In de oorlog, en eigenlijk altijd kwam die ruimte prima van pas voor het houden van allerlei dieren. Er stond een grote kippenren waar de kippen rondscharrelden. Als ik moest kijken of er soms verdwaalde eieren in het hok lagen, haalde ik eerst even diep adem, voordat ik mij in de ren waagde. Ik was doodsbang van mijnheer haan, die statig en deftig rondliep, terwijl hij nauwgezet zijn harem in de gaten hield. Die haan was echt een bazig heerschap,  je wist nooit wat hij ging doen. Hij kon je zomaar aanvliegen. Vooral in de oorlog werd al die ruimte benut om dieren te houden. Later werden  zij  geslacht. Zo  stond  een  eindje  van  het  huis  op  ons  land  een  schuurtje  waar  het varken verbleef. Het  varken  werd  uitermate  goed  verzorgd. Ik  dribbelde  vaak  achter  mijn  oudere  broer  aan  als  hij  het  varken  eten ging brengen. Het  varken  was  altijd  weer  blij  als  hij  ons  zag  en  eten  kreeg.  En  ik werd  weer  blij  van  zijn  tevreden  geknor  terwijl  hij  at. Even  later  liep  ik  tevreden  achter  mijn  broer  aan  mee  terug  naar  huis. Al  vond  ik  het  maar  niets  dat  het  varken  daar  zo  alleen  achterbleef als  het  nacht  werd.

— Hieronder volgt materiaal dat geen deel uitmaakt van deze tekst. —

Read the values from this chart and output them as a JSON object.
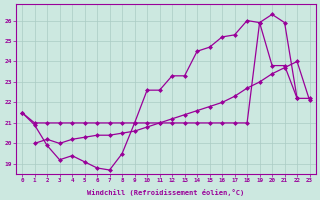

Het  werd  winter 1944. Op  een  zaterdagavond  kwam  een  bevriende  slager.
Het  varken  werd  in  het  donker  uit  haar  hok gehaald  en  naar  ons  huis  gebracht. Opeens  drong  het tot  mij  door  dat  we  het  varken  zouden  gaan  opeten.  Het  was  in de  oorlog  niet  de  bedoeling  dat  je  een  varken  groot  bracht voor  eigen gebruik. Alles  was  voor  de  Duitsers  en  een  varken  konden  zij  heel  goed  gebruiken.  Daarom  moest  het  zo  stil  mogelijk  gebeuren. De schuur nu ingericht als slachtruimte was goed  verduisterd  zodat  niemand  het  kon  zien. Ik  vond  het  een  angstig  gebeuren! Het  varken  werd  de  schuur  ingeduwd en  getrokken. Het  kermde  luid  van  angst  en  ellende. Het  moest  zo  snel  mogelijk  stil  zijn  en  daarom  vliegensvlug  dood.

Ik  begreep  er  niets  van. Waarom  moest  het  varken  nu  ineens  dood?
Het  was  niet  eerlijk! He t werd  toch  niet  zo  goed  verzorgd  om te worden opgegeten?  Het  voelde  als  verraad  naar  het  varken Ik  zag  mij  weer lopen  achter  mijn  broer  over  het  smalle  paadje. Hij  kon  nauwelijks  de  emmer  dragen  zo  vol  zat  hij  met  eten. En  altijd  weer  was  zij  blij  ons  te  zien  en  at  zij  knorrend  haar  eten  op.

Daar  lag  ze  nu, levenloos  op  haar  zij. Dood. Een  poosje  later  hing  de  geur  van  het  dode  varken  het  hele  huis. Het  was  om  misselijk  van  te  worden!  Zo verging het ook de kippen, de hanen, de konijnen. Ik zag hoe mijn moeder kippen slachtte hoe zij hen de kop afhakte. Ik vond het allemaal even luguber.

Nu, jaren later zijn we beland in de intensieve veehouderij: de bio-industrie.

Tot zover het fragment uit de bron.